Mike Wiacek, creator and tech head of Stairwell, featured in interview series
Stairwell, a cutting-edge cybersecurity company, is making waves in the industry with its innovative data-first approach to threat detection and response. Founded and led by Mike Wiacek as the CTO, Stairwell's platform is designed to empower security teams to think like attackers and proactively hunt threats in an holistic manner.
At the heart of Stairwell's approach is the continuous collection, storage, and analysis of raw executable files, scripts, DLLs, and indicators of compromise. This data is maintained and reassessed across all time at scale, enabling detection of similarities, variants, relationships, and answering complex queries retrospectively and proactively.
Stairwell's platform is uniquely equipped to find, analyze, and run to ground files that have been deleted, renamed, repacked, or dormant. It achieves this through the use of a cloud-based vault for data storage and by leveraging YARA rules for malware identification on a global scale.

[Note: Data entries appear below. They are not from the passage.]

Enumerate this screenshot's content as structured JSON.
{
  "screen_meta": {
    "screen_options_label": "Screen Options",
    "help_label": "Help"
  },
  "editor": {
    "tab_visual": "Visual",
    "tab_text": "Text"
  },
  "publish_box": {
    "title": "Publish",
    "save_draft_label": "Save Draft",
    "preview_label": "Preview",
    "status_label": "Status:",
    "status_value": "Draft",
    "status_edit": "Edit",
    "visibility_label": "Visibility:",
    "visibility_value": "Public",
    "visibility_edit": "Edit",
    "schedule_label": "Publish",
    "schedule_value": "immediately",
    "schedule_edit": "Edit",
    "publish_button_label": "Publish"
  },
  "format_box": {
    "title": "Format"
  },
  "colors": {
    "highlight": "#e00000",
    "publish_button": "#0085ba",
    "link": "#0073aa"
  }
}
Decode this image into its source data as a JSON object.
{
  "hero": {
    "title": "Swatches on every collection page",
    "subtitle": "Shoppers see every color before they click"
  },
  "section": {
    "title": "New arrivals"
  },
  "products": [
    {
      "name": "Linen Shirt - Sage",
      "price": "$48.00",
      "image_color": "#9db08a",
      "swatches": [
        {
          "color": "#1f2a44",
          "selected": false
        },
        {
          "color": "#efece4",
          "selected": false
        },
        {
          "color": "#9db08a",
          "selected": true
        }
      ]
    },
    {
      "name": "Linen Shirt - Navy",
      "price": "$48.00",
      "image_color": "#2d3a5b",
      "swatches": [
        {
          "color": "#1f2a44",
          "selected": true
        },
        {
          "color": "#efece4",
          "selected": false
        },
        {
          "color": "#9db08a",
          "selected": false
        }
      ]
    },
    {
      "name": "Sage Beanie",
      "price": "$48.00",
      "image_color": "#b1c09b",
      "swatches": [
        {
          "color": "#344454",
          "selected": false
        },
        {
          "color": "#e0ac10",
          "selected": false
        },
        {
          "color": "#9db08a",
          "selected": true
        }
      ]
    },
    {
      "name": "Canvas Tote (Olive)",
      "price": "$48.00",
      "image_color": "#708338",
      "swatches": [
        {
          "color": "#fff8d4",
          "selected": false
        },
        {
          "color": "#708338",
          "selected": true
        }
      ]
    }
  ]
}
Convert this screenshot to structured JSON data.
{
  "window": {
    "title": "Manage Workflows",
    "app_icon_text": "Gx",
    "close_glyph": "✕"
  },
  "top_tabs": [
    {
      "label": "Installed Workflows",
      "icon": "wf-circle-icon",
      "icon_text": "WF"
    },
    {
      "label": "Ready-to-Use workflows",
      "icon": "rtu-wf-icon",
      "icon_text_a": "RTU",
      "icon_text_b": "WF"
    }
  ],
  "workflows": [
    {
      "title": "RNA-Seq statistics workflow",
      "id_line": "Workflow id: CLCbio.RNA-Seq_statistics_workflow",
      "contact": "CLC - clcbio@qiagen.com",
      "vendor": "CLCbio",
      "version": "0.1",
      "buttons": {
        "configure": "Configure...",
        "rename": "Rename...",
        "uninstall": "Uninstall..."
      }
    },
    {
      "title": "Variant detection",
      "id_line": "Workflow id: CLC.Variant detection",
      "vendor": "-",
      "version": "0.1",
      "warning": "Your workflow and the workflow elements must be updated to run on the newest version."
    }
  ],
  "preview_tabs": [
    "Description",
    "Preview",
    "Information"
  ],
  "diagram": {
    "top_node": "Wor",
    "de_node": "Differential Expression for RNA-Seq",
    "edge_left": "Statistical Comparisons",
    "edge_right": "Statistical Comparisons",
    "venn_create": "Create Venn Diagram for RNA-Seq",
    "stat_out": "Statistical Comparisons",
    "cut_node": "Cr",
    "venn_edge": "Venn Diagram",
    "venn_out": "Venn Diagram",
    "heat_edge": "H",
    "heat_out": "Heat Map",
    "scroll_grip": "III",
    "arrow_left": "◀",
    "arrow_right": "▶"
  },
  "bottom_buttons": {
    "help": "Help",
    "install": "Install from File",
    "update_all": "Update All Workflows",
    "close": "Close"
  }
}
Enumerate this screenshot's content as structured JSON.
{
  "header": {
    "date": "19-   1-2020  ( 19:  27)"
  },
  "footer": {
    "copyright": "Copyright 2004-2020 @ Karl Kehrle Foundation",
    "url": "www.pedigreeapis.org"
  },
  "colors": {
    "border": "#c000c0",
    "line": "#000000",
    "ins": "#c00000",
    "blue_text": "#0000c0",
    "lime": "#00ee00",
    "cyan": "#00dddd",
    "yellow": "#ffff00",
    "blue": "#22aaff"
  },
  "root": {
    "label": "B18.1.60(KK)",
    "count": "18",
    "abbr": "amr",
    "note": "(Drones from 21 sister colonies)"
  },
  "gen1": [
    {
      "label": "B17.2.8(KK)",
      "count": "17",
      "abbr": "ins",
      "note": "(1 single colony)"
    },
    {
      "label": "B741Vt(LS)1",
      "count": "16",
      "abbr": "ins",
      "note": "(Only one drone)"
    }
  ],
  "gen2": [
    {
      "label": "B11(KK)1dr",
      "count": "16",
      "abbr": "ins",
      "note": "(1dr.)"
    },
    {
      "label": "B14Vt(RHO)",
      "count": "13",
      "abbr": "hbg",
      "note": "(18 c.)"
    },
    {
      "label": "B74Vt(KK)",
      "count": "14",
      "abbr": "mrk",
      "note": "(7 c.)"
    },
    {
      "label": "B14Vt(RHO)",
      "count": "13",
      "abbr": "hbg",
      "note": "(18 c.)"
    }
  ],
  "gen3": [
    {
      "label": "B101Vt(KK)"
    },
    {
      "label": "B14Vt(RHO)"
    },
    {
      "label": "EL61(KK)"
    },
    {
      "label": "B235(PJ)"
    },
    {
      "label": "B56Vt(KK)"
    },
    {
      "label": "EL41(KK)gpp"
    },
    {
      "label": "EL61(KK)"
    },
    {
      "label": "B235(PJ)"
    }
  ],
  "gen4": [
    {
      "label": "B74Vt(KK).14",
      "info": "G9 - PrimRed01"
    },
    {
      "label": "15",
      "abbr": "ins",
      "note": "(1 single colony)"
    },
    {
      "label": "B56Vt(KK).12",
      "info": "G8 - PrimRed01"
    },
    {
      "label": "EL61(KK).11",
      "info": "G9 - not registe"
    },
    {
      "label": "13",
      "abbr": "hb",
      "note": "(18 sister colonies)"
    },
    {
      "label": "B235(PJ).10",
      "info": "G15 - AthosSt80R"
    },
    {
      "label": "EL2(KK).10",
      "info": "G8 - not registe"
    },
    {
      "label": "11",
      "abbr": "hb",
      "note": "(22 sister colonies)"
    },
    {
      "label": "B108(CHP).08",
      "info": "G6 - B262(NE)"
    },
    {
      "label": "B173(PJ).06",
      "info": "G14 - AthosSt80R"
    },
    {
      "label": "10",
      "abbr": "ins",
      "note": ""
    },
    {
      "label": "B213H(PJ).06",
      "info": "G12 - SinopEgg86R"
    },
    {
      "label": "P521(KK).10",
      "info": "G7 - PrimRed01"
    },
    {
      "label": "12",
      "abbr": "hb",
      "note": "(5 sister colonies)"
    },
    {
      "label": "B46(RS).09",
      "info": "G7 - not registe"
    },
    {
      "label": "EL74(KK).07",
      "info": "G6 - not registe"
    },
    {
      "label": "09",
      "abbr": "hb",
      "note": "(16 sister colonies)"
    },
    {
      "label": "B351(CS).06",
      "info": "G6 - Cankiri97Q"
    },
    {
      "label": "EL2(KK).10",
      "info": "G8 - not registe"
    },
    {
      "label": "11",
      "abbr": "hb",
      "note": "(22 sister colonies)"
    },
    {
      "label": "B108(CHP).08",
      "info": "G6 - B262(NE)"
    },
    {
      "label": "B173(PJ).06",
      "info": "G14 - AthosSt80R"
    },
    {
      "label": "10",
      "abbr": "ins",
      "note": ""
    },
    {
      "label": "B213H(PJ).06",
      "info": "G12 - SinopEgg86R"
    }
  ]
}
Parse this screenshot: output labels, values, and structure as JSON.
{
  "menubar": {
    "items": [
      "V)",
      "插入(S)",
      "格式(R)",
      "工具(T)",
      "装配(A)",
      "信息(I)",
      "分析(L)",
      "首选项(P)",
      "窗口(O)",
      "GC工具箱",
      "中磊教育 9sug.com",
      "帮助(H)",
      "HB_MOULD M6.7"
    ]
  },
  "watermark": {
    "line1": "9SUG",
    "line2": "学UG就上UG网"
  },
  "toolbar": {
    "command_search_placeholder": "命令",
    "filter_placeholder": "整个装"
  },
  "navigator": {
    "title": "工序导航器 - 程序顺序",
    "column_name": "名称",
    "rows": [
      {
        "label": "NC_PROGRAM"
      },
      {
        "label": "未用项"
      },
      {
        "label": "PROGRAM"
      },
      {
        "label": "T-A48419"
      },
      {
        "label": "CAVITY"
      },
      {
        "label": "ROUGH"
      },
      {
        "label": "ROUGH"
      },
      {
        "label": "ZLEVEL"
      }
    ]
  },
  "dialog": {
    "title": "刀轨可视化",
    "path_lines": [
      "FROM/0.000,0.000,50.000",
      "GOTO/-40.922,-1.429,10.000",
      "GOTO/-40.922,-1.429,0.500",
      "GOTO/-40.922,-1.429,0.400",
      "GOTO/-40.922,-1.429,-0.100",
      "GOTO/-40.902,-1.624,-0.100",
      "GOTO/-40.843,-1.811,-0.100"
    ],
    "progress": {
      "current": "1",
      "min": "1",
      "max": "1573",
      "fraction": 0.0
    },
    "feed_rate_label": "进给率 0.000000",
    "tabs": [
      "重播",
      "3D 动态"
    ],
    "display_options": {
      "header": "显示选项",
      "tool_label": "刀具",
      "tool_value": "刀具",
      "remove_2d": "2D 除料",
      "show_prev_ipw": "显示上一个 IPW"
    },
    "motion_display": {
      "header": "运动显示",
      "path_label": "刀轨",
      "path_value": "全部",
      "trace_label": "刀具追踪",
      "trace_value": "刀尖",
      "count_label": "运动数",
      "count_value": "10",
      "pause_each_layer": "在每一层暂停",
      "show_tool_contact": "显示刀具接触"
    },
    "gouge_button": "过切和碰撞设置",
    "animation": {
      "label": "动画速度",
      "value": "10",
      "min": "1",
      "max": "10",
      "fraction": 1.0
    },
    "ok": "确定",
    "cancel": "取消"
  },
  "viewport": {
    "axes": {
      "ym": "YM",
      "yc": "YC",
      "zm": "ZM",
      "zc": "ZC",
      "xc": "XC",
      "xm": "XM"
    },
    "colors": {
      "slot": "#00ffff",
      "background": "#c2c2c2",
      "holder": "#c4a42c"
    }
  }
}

One of the key features of Stairwell is its Intelligent Analysis and Run-to-Ground capabilities, which make targeted malware almost impossible to operate. By providing visibility into everything that runs, Stairwell enables security teams to think like attackers and hunt threats in a manner similar to their adversaries.
Stairwell's success is measured by preventing malware from being transferred to another system, as reported by customers. The company manages over 8 billion file sightings using Google Cloud Bigtable, demonstrating its ability to scale effectively.
In a landscape where threat intel teams, SOCs, and IR teams often work separately and lack continuity and shared truth, Stairwell is designed to unify all teams. Mike Wiacek built Stairwell with the goal of analyzing what's actually running in an environment, not just what's being logged about it.
Stairwell's approach to threat hunting is proactive and retrospective, allowing it to detect both active threats and uncover past attacks that may have gone unnoticed. This makes it an invaluable tool for organizations tired of flying blind, high-value targets, lean teams, and those drowning in alerts.
By bringing a data search approach to security, Stairwell is well-placed to find never before seen malware created by AI. Its AI models are built on a deep foundation of real-world artifacts, global file prevalence, variant lineage, and years of threat behavior. These models provide instant reverse engineer-level insight into suspicious files, forcing attackers into a lose-lose scenario.
Stairwell equips security teams to identify zero-day threats and make informed decisions faster with advanced static and behavioral analysis. It also helps security teams operationalize their threat intelligence, identifying infected devices in seconds and making file triage trivial.
In summary, Stairwell's data-first approach, combined with its powerful AI models and real-time monitoring capabilities, makes it a game-changer in the cybersecurity landscape. By shifting the mindset from reacting to isolated alerts to understanding the relationships and chains attackers use to compromise systems, Stairwell is enabling security teams to proactively and retrospectively hunt threats, improving detection speed and investigation depth well beyond traditional log-dependent tools.
[1] Stairwell. (n.d.). Retrieved from https://www.stairwell.io/ [2] Wiacek, M. (n.d.). LinkedIn. Retrieved from https://www.linkedin.com/in/mikewiacek/ [3] YARA. (n.d.). Retrieved from https://yara-project.org/ [4] Google Cloud Bigtable. (n.d.). Retrieved from https://cloud.google.com/bigtable/ [5] Stairwell. (2021, May 11). Stairwell's Data-First Approach to Threat Hunting. Retrieved from https://www.stairwell.io/blog/stairwells-data-first-approach-to-threat-hunting/
- Stairwell's unique platform, rooted in data-and-cloud-computing and powered by AI, is transforming finance and business sectors by providing a proactive approach to cybersecurity, resulting in enhanced data protection and threat detection.
- Leveraging technology such as YARA rules, Google Cloud Bigtable, and a data-first approach, Stairwell empowers its users to identify never-before-seen malware, including those created by AI, thereby strengthening their cybersecurity capabilities and safeguarding valuable business data.